The grant money will fund the Rutgers Center of Excellence in Rapid Surveillance in Tobacco, which officially began operations June 1. The five-year grant will enable researchers to rapidly identify and analyze critical information in real time that can assist in any potential regulatory and enforcement actions taken by the FDA.

Cristine Delnevo, director of the Rutgers Center for Tobacco Studies and principal investigator of the rapid surveillance center, said that nothing like this has ever been attempted before now.

“No one has collected such comprehensive information, let alone organized and disseminated it rapidly,” she said in a press release. “We think it will provide the FDA with meaningful and timely data to inform their congressionally authorized regulation of the tobacco market.”

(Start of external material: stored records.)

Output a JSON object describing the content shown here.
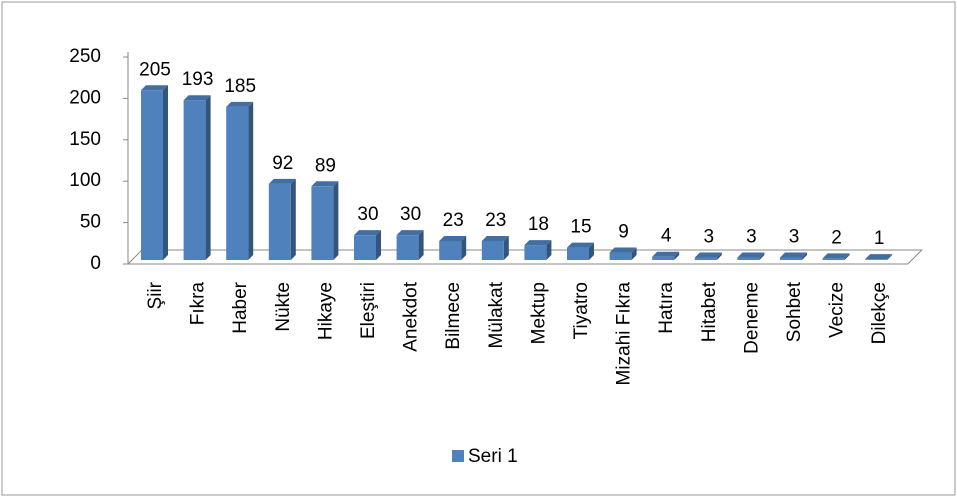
{
  "chart_data": {
    "type": "bar3d",
    "categories": [
      "Şiir",
      "Fıkra",
      "Haber",
      "Nükte",
      "Hikaye",
      "Eleştiri",
      "Anekdot",
      "Bilmece",
      "Mülakat",
      "Mektup",
      "Tiyatro",
      "Mizahi Fıkra",
      "Hatıra",
      "Hitabet",
      "Deneme",
      "Sohbet",
      "Vecize",
      "Dilekçe"
    ],
    "series": [
      {
        "name": "Seri 1",
        "color": "#4f81bd",
        "values": [
          205,
          193,
          185,
          92,
          89,
          30,
          30,
          23,
          23,
          18,
          15,
          9,
          4,
          3,
          3,
          3,
          2,
          1
        ]
      }
    ],
    "ylim": [
      0,
      250
    ],
    "yticks": [
      0,
      50,
      100,
      150,
      200,
      250
    ],
    "grid": false,
    "legend": "bottom"
  }
}
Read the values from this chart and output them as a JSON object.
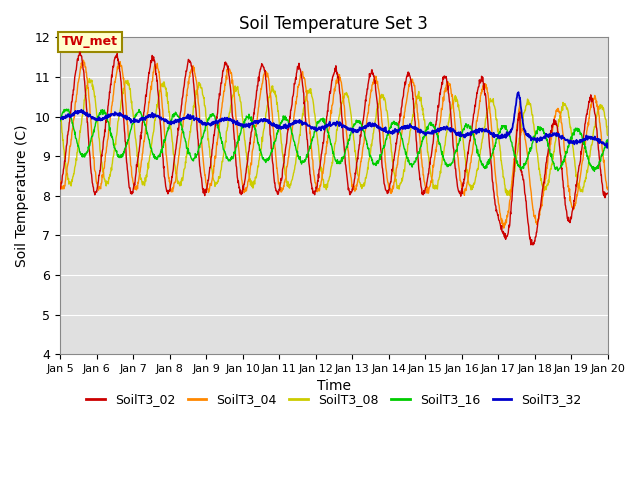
{
  "title": "Soil Temperature Set 3",
  "xlabel": "Time",
  "ylabel": "Soil Temperature (C)",
  "ylim": [
    4.0,
    12.0
  ],
  "yticks": [
    4.0,
    5.0,
    6.0,
    7.0,
    8.0,
    9.0,
    10.0,
    11.0,
    12.0
  ],
  "xlim_days": [
    5,
    20
  ],
  "xtick_days": [
    5,
    6,
    7,
    8,
    9,
    10,
    11,
    12,
    13,
    14,
    15,
    16,
    17,
    18,
    19,
    20
  ],
  "xtick_labels": [
    "Jan 5",
    "Jan 6",
    "Jan 7",
    "Jan 8",
    "Jan 9",
    "Jan 10",
    "Jan 11",
    "Jan 12",
    "Jan 13",
    "Jan 14",
    "Jan 15",
    "Jan 16",
    "Jan 17",
    "Jan 18",
    "Jan 19",
    "Jan 20"
  ],
  "legend_labels": [
    "SoilT3_02",
    "SoilT3_04",
    "SoilT3_08",
    "SoilT3_16",
    "SoilT3_32"
  ],
  "line_colors": [
    "#cc0000",
    "#ff8800",
    "#cccc00",
    "#00cc00",
    "#0000cc"
  ],
  "annotation_text": "TW_met",
  "annotation_color": "#cc0000",
  "annotation_box_color": "#ffffcc",
  "background_color": "#e0e0e0",
  "grid_color": "#ffffff",
  "title_fontsize": 12,
  "axis_fontsize": 10,
  "tick_fontsize": 9,
  "legend_fontsize": 9,
  "n_points": 1500
}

In addition to Delnevo, the rapid surveillance project will include seven other faculty members from the Center for Tobacco, which launched in 1999, as well as 13 co-investigators from Roswell Park Cancer Institute, East Carolina University, Stanford University, the University of Kentucky, Ohio State University, Columbia University and Westat Inc.

Pulling information from various data sources, researchers will:

  • Collect information from marketing company databases, tobacco-maker websites, social media and merchant outlets to spot new marketing strategies.
  • Analyze retail scanner data to track tobacco-product sales and spot trends involving new product characteristics such as innovative flavors or delivery mechanisms.
  • Triangulate responses from surveys of youth, young adults and adults who use tobacco and nicotine products to understand preferences and behaviors.
  • Synthesize data to identify meaningful trends early and provide the FDA with actionable information to improve its regulation of tobacco products.

 

Cristine Delnevo has been appointed to the FDA Tobacco Products Scientific Advisory Committee
Delnevo

Delnevo cited the rapid rise of e-cigarette use among young people, sparked by the popularity of JUUL, as an example of the type of real-time data and trend-spotting that this project can provide to regulators.

“The signals about JUUL’s popularity with youth were there as early as 2017, but without identifying early, meaningful signals and subsequently implementing nationally representative large surveys with appropriate measures, it took much longer to evaluate the problem,” Delnevo explained. “Successful rapid surveillance will facilitate a comprehensive understanding of the problem in a timely manner.”

No one has collected such comprehensive information, let alone organized and disseminated it rapidly.
— Cristine Delnevo, director, Rutgers Center for Tobacco Studies

The bid from the Rutgers-led consortium, which beat out several competing proposals, touted not only its proposed surveillance methodology but also its deep expertise in tobacco surveillance across all categories of tobacco products and its history of spotting trends early.

Investigators from the Rutgers consortium have vast experience beyond just cigarettes with members including some of the world’s leading experts on cigars, e-cigarettes, nicotine pouches and other tobacco products that have grown in popularity.

“Every aspect of this market is constantly evolving,” Delnevo added. “The goal here is to shorten the time between identifying a signal and fully understanding it since these large data systems that FDA and CDC rely on are difficult to modify quickly to capture emerging tobacco products. Rapid tobacco surveillance will help FDA not only with appropriate enforcement and regulatory responses but will also help evaluate the impact of pending policy changes.”